先日読んでいたブログに、仕事のできる人の条件の一つとして「共感力」というのがあった。「他人の気持ちが分かる力」らしい。
実際問題として、人の気持ちを完全に読むのは非常に難しい。人によって感性は違うし、相性もある。人の気持ちが読める、人の性格が把握できていると思っても、それは単なる思い込みだったりもする。しかし一方で、気持ちを察するのがうまい(ように見える)人とうまくない人は確かに存在する。これは天性の才能の問題なのだろうか。
私が思うに、その差の一つとなっているのは、人の心が正確に読めているかどうかではなく、「一番厳しい人」に照準を合わせて動いているか、ということなのではないだろうか。
自分では思いもよらぬことで悪く思われていたり、不満を持っていることに気が付かなかったり、気が利かないと人から言われてしまったりする人は、人の気持ちを察する能力が不足しているのではなく、ようするに「厳しい人設定」が甘いのではないだろうか。

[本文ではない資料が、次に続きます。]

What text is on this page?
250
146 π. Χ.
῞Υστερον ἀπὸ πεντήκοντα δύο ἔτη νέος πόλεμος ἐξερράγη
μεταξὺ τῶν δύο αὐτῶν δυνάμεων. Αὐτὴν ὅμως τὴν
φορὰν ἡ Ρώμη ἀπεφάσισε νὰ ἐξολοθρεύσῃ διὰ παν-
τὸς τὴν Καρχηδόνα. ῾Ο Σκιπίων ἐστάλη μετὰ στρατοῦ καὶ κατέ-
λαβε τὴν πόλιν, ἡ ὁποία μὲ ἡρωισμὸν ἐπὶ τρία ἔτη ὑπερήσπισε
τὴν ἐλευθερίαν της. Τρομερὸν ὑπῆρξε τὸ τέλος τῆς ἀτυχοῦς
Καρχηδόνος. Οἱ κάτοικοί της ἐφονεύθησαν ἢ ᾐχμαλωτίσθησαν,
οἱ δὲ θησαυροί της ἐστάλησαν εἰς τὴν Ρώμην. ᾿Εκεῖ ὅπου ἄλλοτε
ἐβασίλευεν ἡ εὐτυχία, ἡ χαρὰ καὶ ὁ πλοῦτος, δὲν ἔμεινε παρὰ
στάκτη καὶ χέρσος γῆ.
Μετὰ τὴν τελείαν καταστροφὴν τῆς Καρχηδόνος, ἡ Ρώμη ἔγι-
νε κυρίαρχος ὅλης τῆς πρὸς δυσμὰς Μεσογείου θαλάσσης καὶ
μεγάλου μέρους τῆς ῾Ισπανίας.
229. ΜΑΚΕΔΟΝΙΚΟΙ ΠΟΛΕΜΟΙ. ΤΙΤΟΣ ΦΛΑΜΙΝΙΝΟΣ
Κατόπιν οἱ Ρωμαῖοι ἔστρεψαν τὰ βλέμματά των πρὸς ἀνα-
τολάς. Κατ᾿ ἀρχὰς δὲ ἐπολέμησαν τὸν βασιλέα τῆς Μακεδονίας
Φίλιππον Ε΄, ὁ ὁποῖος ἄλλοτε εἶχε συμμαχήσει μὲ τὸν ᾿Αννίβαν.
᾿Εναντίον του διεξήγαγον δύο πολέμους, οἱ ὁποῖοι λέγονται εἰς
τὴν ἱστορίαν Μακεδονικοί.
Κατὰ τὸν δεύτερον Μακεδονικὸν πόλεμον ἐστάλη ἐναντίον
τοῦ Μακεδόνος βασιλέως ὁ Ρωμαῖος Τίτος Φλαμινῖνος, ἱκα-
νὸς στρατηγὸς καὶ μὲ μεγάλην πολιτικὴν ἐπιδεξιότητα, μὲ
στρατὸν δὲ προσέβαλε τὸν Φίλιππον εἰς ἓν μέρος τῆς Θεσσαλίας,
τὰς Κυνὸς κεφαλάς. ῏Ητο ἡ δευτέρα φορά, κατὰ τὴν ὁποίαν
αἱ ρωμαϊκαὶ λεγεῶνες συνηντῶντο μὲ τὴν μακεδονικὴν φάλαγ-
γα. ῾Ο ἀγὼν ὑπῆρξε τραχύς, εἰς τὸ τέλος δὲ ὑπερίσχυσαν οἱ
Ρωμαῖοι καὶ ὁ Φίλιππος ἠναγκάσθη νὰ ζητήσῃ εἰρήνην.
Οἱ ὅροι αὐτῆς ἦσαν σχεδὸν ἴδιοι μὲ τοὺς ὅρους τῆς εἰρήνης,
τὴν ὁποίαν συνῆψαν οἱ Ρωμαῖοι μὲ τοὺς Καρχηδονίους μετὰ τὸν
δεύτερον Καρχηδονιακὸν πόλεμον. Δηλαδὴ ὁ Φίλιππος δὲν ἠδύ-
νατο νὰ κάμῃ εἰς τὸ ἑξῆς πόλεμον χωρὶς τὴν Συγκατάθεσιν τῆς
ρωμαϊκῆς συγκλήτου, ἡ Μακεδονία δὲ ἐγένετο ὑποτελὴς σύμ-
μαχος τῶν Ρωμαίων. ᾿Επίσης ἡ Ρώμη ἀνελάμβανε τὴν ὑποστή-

これくらいやっておけば大丈夫。これは大したことないから後回しでもいいや。このくらい説明しておけば分かるだろう。
もちろん、仕事に求めるレベル感や受け取り方は人それぞれなので、甘い対応でうまく行くこともあるだろう。しかし、要求レベルが高い人、細かく確認することを好む人、厳格さを重んじるような人に対しては、そうはいかなくなる。いつもと同じことをしてても、突然クレームを言われてしまったり、不満をぶつけられたりしてしまうこともあるだろう。
「人の気持ちを察しなさい」「空気を読みなさい」などといったことはよく言われるが、それは超能力に近い。経験や価値観がまったく違う人の心の内を100%読み切るなど不可能だ。気持ちに合わせて厳格さを調整するというのもなかなか難しい。
しかし、であるならば、いつも要求レベルが最も厳しい人に照準を合わせ、どんなに厳しい人でも満足できる基準で行動しておけばいいのではないだろうか。
しかもそれは、当たり前に想像できる範囲のことでいい。メールが来たらすぐに返す。急がなくてもいいですよ、と言われてもなる早で返す。催促される前に行動してしまう。とにかく分かりやすさに配慮したメール内容にする。ニュアンスが伝わらなそうだったら電話でフォローする。口うるさい人を想定して隅から隅まで何度も確認する。
人の気持ちを読む、空気を読む、などということが難しいと感じるのなら、少なくとも仕事においては、それはあまり考えなくていい。できないものはできないし、人の気持ちなんて結局のところはよく分からない。
やるべきは、要求レベルがもっとも厳しい人を想定した丁寧な行動をいつも意識し、積み重ねることである。そうすればおのずと「気が利かない」などと言われることは減っていくのではないだろうか。